Ransomware was the top issue on many people’s minds during Infosec Europe and now Cardiff University is deploying an AI to help us understand how hackers target big events – and do something about it.
‘Drive-by downloads’ of ransomware can be done simply by clicking on what you think is just an embarrassingly intriguing clickbait article.
Moments later, a pretty standard warning sign will flash up letting you know you’ve been done and ordering you to pay up pretty quickly in bitcoin, or your files are lost forever. Your computer can even become enlisted in a wider zombie network designed to spread viruses further.
To try to combat this, researchers from Cardiff University’s School of Computer Sciences and Informatics have been training up a computer to trawl through tweets and identify malicious code behaviour in a URL.

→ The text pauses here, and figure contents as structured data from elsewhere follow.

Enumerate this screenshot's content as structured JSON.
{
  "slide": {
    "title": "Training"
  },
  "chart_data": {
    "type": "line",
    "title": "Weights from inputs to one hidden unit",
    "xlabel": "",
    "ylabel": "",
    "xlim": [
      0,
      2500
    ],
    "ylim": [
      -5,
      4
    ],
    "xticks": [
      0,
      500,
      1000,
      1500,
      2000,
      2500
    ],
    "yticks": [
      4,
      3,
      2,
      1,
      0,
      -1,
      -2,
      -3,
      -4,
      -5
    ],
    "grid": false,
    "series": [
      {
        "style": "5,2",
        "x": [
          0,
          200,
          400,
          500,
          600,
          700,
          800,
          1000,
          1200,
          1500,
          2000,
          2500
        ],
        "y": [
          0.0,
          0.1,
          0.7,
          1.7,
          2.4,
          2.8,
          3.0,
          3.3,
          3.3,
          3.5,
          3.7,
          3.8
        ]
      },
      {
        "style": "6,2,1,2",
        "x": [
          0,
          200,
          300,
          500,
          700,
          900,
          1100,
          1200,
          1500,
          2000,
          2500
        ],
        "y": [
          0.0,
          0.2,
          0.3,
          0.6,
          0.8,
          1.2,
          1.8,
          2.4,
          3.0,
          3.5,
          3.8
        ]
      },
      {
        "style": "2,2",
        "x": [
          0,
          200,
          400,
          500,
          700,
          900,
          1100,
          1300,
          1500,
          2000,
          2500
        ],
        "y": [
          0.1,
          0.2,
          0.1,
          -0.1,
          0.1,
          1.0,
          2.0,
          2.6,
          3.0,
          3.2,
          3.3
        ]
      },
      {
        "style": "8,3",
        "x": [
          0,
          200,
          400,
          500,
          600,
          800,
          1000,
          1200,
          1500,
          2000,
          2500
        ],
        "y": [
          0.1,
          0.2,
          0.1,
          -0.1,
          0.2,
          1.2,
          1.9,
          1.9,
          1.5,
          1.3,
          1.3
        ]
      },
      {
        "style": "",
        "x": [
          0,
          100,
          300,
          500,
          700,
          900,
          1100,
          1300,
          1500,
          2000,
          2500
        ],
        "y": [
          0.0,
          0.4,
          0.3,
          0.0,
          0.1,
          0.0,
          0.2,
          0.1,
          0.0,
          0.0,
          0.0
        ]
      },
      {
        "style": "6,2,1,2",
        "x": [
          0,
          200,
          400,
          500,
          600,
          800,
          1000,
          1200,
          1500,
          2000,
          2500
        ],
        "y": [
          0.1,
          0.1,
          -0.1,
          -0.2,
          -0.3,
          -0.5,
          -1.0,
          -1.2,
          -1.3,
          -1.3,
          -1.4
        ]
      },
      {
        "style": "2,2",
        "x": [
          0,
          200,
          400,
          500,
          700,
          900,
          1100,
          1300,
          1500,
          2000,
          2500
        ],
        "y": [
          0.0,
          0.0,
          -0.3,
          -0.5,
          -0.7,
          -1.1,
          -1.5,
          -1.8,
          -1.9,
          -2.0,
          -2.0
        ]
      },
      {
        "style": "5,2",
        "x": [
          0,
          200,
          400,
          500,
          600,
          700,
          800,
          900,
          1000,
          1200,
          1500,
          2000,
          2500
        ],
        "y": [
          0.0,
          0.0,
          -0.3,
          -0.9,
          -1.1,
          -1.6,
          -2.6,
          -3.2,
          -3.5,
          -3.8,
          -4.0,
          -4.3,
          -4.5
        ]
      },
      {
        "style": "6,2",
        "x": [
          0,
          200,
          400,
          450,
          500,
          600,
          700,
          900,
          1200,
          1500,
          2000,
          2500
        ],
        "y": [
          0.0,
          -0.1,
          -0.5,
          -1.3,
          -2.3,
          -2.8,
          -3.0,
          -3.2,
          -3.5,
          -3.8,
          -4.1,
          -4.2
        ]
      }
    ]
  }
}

Many anti-virus software packages rely on databasing the underlying signature of the malware and matching new threats based on ones already seen. Trouble is, upwards of 200,000 new pieces of ransomware are appearing every day, many with superficial changes to disguise them from anti-virus programs.
Having done early testing around the Cricket World Cup and the Superbowl, the team is now deploying its technology during Euro 2016.
They say it can currently spot a socially-driven attack within 30 seconds of it happening, with 89 per cent accuracy. But it’s hoped that this can be developed into a real-time, pre-warning system to stop people clicking malicious links in the first place.
Speaking to Travis Smith, senior security research engineer at threat analysis specialist Tripwire, it’s clear we’re still at the prevention, rather than cure, stage of ransomware.
“Ransomware uses advanced encryption that would take a supercomputer years to decrypt. There’s a higher success rate with end consumers but the value of targeting enterprises is obviously much larger.
He says that if the ransom warning is ignored, many ransomware pedlars will simply move on, but that obviously doesn’t help you get your files back.
His advice is backup, backup, backup. “Not a lot of companies do this and even those that do don’t do it right. We tell people to keep backups on three different mediums, in two separate locations and do it every day.”
That’s not exactly feasible for a normal user, but it helps to be wise to clicking links from untrusted sources, particularly as attackers are getting ever better at faking it.